Arn Chorn-Pond
Cambodia Advisor
Arn Chorn-Pond, a native of Cambodia, is a survivor of the Khmer Rouge Killing Fields and an internationally recognized human rights leader, speaker and trainer. Currently the Director of Youth Programs for the Cambodian Mutual Assistance Association in Lowell, Mass., Chorn-Pond became a special advisor on Cambodian affairs for Clear Path International in early 2001.

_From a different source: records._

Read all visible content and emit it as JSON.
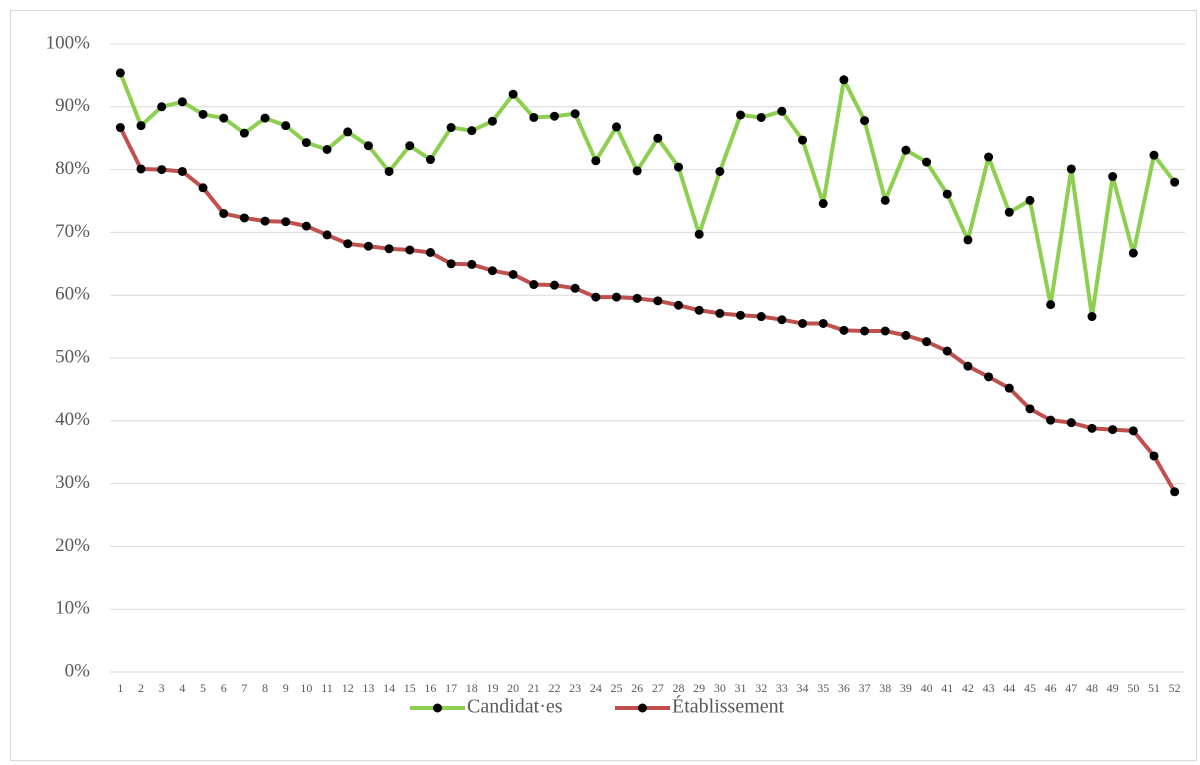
{
  "chart_data": {
    "type": "line",
    "categories": [
      "1",
      "2",
      "3",
      "4",
      "5",
      "6",
      "7",
      "8",
      "9",
      "10",
      "11",
      "12",
      "13",
      "14",
      "15",
      "16",
      "17",
      "18",
      "19",
      "20",
      "21",
      "22",
      "23",
      "24",
      "25",
      "26",
      "27",
      "28",
      "29",
      "30",
      "31",
      "32",
      "33",
      "34",
      "35",
      "36",
      "37",
      "38",
      "39",
      "40",
      "41",
      "42",
      "43",
      "44",
      "45",
      "46",
      "47",
      "48",
      "49",
      "50",
      "51",
      "52"
    ],
    "series": [
      {
        "name": "Candidat·es",
        "color": "#8dcf4f",
        "values": [
          95.4,
          87,
          90,
          90.8,
          88.8,
          88.2,
          85.8,
          88.2,
          87,
          84.3,
          83.2,
          86,
          83.8,
          79.7,
          83.8,
          81.6,
          86.7,
          86.2,
          87.7,
          92,
          88.3,
          88.5,
          88.9,
          81.4,
          86.8,
          79.8,
          85,
          80.4,
          69.7,
          79.7,
          88.7,
          88.3,
          89.3,
          84.7,
          74.6,
          94.3,
          87.8,
          75.1,
          83.1,
          81.2,
          76.1,
          68.8,
          82,
          73.2,
          75.1,
          58.5,
          80.1,
          56.6,
          78.9,
          66.7,
          82.3,
          78
        ]
      },
      {
        "name": "Établissement",
        "color": "#c0504d",
        "values": [
          86.7,
          80.1,
          80,
          79.7,
          77.1,
          73,
          72.3,
          71.8,
          71.7,
          71,
          69.6,
          68.2,
          67.8,
          67.4,
          67.2,
          66.8,
          65,
          64.9,
          63.9,
          63.3,
          61.7,
          61.6,
          61.1,
          59.7,
          59.7,
          59.5,
          59.1,
          58.4,
          57.6,
          57.1,
          56.8,
          56.6,
          56.1,
          55.5,
          55.5,
          54.4,
          54.3,
          54.3,
          53.6,
          52.6,
          51.1,
          48.7,
          47,
          45.2,
          41.9,
          40.1,
          39.7,
          38.8,
          38.6,
          38.4,
          34.4,
          28.7
        ]
      }
    ],
    "ylim": [
      0,
      100
    ],
    "yticks": [
      {
        "value": 0,
        "label": "0%"
      },
      {
        "value": 10,
        "label": "10%"
      },
      {
        "value": 20,
        "label": "20%"
      },
      {
        "value": 30,
        "label": "30%"
      },
      {
        "value": 40,
        "label": "40%"
      },
      {
        "value": 50,
        "label": "50%"
      },
      {
        "value": 60,
        "label": "60%"
      },
      {
        "value": 70,
        "label": "70%"
      },
      {
        "value": 80,
        "label": "80%"
      },
      {
        "value": 90,
        "label": "90%"
      },
      {
        "value": 100,
        "label": "100%"
      }
    ],
    "grid": true,
    "legend": "bottom"
  }
}
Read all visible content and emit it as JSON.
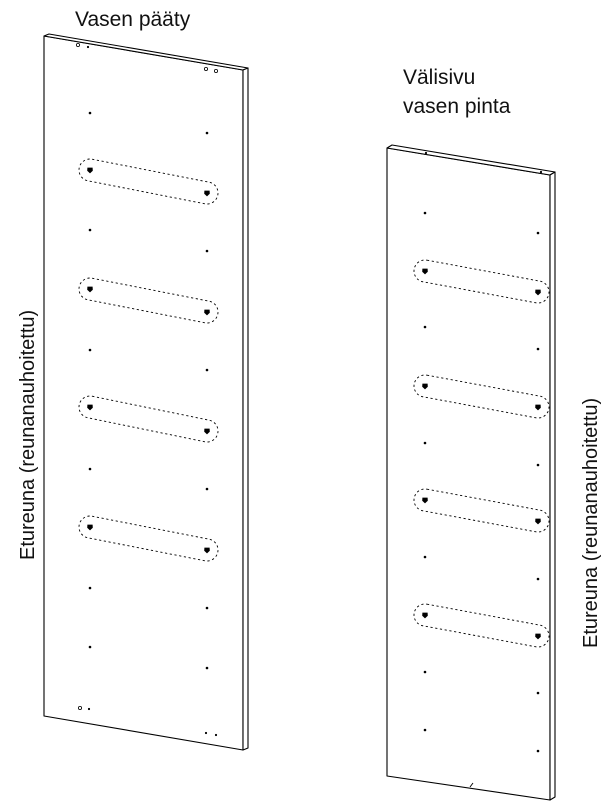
{
  "labels": {
    "left_panel_title": "Vasen pääty",
    "right_panel_title_line1": "Välisivu",
    "right_panel_title_line2": "vasen pinta",
    "left_edge_label": "Etureuna (reunanauhoitettu)",
    "right_edge_label": "Etureuna (reunanauhoitettu)"
  },
  "panels": [
    {
      "id": "vasen-paaty",
      "slot_count": 4
    },
    {
      "id": "valisivu",
      "slot_count": 4
    }
  ]
}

Born into a family of performers and musicians from Cambodia's second-largest city, Battambang, Chorn-Pond was sent to a children's work camp after the Khmer Rouge came to power in 1975. He escaped death by execution and starvation by playing his flute for camp's guards and later fled his captors when Vietnamese troops invaded Cambodia in 1979. Chorn-Pond managed to reach a refugee camp in Thailand where Peter Pond, a Lutheran minister and aid worker, befriended and adopted him.
Once educated in the United States, Chorn-Pond began a series of community rebuilding projects and founded several organizations, including Children of War, Cambodian Volunteers for Community Development, and Peace Makers, a U.S.-based gang-intervention project for Southeast Asian youths. In the mid 1990s, Chorn-Pond began the Cambodian Master Performers Program to help save his country's musical heritage.
Chorn-Pond is the recipient of the Reebok Human Rights Award, the Anne Frank Memorial Award and the Kohl Foundation International Peace Prize. He is an accomplished musician, recording artist and performer who travels the world meeting with young people from war zones.